When biology isn't able to completely handle some physical stress then it invents ways to deal with the outcome.
Some examples:

  • The teeth of rodents can't be hard enough so that they won't wear off. They evolved to let their teeth grow continuously so that it doesn't matter that the teeth wear off (as a side effect it is even necessary to wear off the teeth).
  • The forces of a shark bite are so strong that it is very difficult to not loose some teeth. Instead of trying to keep their teeth they simply regrow lost teeth and they have enough so that a few temporarily missing teeth don't matter.
  • If you hit something hard then it can easily happen that you get some bone fractures while most of the hand remains okay (quite common for martial artists like boxers). That doesn't matter when the fractures are not too strong and frequent so that the bone can heal over time (usually leaving the previous fracture stronger than before).
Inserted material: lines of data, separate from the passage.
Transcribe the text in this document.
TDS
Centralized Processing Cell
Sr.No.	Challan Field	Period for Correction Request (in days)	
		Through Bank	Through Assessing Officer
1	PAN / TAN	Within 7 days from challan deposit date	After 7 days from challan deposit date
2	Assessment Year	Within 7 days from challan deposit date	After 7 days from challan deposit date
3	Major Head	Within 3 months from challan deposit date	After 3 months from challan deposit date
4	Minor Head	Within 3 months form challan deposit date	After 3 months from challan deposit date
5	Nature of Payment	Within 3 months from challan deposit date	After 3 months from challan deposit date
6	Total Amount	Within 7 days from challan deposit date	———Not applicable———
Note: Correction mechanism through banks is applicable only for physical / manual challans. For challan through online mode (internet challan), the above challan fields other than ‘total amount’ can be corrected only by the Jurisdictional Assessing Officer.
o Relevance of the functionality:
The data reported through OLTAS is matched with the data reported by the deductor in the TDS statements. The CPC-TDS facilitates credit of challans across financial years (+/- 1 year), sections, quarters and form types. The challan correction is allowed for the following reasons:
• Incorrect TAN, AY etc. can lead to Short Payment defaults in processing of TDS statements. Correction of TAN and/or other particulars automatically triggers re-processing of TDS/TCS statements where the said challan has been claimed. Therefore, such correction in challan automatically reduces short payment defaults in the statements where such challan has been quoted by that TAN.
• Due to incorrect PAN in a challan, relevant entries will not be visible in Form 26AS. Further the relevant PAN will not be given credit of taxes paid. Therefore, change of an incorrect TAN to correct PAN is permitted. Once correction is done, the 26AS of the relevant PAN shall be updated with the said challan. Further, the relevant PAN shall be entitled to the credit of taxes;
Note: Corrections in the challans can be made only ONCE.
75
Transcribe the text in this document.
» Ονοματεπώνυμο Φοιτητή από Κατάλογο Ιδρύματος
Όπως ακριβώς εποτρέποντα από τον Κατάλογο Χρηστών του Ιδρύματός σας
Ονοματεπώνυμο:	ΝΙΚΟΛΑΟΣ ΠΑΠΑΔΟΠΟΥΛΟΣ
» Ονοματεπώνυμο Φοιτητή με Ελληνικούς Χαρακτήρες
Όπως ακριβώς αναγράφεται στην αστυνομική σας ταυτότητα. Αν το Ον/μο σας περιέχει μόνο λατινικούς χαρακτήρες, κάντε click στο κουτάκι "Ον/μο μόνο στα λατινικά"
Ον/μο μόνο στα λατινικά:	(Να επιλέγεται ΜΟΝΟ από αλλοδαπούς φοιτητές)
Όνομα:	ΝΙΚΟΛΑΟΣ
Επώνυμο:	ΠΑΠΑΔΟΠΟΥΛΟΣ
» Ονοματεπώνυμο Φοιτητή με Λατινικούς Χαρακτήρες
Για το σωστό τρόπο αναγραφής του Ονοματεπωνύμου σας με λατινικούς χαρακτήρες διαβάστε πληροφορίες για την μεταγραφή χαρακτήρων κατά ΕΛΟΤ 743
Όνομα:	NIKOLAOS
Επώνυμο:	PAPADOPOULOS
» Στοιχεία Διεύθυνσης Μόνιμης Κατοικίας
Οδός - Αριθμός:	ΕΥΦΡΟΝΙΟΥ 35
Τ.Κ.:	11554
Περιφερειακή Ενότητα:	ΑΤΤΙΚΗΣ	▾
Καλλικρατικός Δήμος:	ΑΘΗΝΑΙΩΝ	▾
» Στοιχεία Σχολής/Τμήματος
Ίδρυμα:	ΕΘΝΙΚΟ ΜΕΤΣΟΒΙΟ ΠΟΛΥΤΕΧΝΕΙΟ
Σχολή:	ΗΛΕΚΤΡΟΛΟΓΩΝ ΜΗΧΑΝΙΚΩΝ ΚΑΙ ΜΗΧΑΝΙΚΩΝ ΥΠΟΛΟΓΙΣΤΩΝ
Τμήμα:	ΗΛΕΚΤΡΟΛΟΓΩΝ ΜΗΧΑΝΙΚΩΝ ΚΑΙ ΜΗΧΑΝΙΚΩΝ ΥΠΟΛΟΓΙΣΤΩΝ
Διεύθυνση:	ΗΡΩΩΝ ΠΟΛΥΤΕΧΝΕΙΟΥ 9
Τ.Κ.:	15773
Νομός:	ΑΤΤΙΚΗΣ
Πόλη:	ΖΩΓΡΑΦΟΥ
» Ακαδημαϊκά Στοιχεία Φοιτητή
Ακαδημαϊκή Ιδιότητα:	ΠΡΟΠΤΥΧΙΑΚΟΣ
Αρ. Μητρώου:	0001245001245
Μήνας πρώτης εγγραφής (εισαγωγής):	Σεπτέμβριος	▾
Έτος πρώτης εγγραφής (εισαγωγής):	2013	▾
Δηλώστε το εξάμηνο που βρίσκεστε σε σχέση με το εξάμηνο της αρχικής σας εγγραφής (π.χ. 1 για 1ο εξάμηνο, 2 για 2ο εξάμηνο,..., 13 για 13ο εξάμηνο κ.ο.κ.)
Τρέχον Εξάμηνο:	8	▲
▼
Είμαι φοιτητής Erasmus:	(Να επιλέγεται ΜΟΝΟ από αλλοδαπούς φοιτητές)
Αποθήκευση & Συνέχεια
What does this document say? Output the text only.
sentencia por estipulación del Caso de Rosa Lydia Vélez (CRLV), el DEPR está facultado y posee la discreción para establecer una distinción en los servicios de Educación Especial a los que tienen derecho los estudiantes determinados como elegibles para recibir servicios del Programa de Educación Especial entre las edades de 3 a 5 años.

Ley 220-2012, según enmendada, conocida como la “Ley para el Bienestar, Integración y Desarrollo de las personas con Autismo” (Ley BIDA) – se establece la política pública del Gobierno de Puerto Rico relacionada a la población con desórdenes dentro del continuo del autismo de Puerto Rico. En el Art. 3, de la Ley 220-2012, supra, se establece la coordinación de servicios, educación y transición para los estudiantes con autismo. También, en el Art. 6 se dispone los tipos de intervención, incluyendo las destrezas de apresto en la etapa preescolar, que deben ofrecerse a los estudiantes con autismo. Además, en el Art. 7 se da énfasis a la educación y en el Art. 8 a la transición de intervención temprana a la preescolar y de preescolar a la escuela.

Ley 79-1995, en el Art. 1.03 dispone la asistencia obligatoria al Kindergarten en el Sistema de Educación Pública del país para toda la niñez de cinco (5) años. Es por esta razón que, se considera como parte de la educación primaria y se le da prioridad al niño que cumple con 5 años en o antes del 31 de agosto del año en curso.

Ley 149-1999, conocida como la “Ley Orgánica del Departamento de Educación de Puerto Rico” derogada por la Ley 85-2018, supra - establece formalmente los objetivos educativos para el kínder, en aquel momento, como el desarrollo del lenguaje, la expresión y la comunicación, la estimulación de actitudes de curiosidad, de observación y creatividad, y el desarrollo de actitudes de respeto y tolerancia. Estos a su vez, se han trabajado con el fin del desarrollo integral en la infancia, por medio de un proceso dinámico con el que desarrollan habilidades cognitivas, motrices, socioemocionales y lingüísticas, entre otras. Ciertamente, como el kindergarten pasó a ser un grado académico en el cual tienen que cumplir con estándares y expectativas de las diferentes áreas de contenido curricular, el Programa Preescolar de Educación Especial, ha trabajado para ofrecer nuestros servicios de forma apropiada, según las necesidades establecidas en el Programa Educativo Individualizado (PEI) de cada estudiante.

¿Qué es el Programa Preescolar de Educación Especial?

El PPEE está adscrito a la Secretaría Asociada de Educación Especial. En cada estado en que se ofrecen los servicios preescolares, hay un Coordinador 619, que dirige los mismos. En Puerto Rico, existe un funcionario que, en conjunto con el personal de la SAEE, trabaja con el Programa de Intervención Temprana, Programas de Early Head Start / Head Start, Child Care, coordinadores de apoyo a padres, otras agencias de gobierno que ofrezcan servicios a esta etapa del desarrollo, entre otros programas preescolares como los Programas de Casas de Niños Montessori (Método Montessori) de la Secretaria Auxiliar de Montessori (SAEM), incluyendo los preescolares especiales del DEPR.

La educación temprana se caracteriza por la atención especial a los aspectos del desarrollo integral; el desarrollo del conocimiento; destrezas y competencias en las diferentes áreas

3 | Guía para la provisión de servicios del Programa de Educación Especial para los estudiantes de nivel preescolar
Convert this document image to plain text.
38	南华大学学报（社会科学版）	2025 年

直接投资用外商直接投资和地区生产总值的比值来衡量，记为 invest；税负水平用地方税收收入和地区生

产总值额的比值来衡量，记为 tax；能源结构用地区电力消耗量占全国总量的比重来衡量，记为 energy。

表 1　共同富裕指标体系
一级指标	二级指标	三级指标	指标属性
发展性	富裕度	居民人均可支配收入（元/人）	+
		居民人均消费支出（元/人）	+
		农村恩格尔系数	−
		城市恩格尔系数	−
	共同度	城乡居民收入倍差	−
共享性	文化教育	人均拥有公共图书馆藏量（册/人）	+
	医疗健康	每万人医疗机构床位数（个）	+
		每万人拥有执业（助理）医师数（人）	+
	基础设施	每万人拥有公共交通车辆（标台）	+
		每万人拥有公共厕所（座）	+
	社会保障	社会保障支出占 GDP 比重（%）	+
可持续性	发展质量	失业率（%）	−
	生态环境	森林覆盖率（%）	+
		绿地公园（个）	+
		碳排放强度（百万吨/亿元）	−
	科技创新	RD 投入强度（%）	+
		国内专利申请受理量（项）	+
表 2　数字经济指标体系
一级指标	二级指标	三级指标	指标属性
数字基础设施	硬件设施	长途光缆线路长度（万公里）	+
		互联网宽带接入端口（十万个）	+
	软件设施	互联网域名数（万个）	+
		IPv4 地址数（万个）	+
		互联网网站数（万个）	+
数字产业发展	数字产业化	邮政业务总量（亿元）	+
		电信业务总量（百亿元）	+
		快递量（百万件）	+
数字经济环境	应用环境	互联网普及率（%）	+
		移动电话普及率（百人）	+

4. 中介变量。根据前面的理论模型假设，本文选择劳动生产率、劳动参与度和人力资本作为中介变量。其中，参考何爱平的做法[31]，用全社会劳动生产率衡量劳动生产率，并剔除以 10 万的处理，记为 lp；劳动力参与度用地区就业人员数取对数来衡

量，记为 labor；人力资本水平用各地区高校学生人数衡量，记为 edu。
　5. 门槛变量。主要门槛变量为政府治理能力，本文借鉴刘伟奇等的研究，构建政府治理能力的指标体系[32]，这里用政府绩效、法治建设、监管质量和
If there is no way to prevent that the quartz in the beak breaks

  • Prevent that the beak breaks completely and potentially falls off, e.g. embed the weaker quartz cristals inside of something more flexible structure so that the broken cristals don't fall out or let the broken cristals fall out but make sure that this doesn't happen for all cristals at the same time
  • Find a way to regenerate the cristals, either let the organism heal the broken cristals or simply regrow and replace the broken ones.

With such a regenerative approach it is just the question how often the electric shock can be used in which amount of time.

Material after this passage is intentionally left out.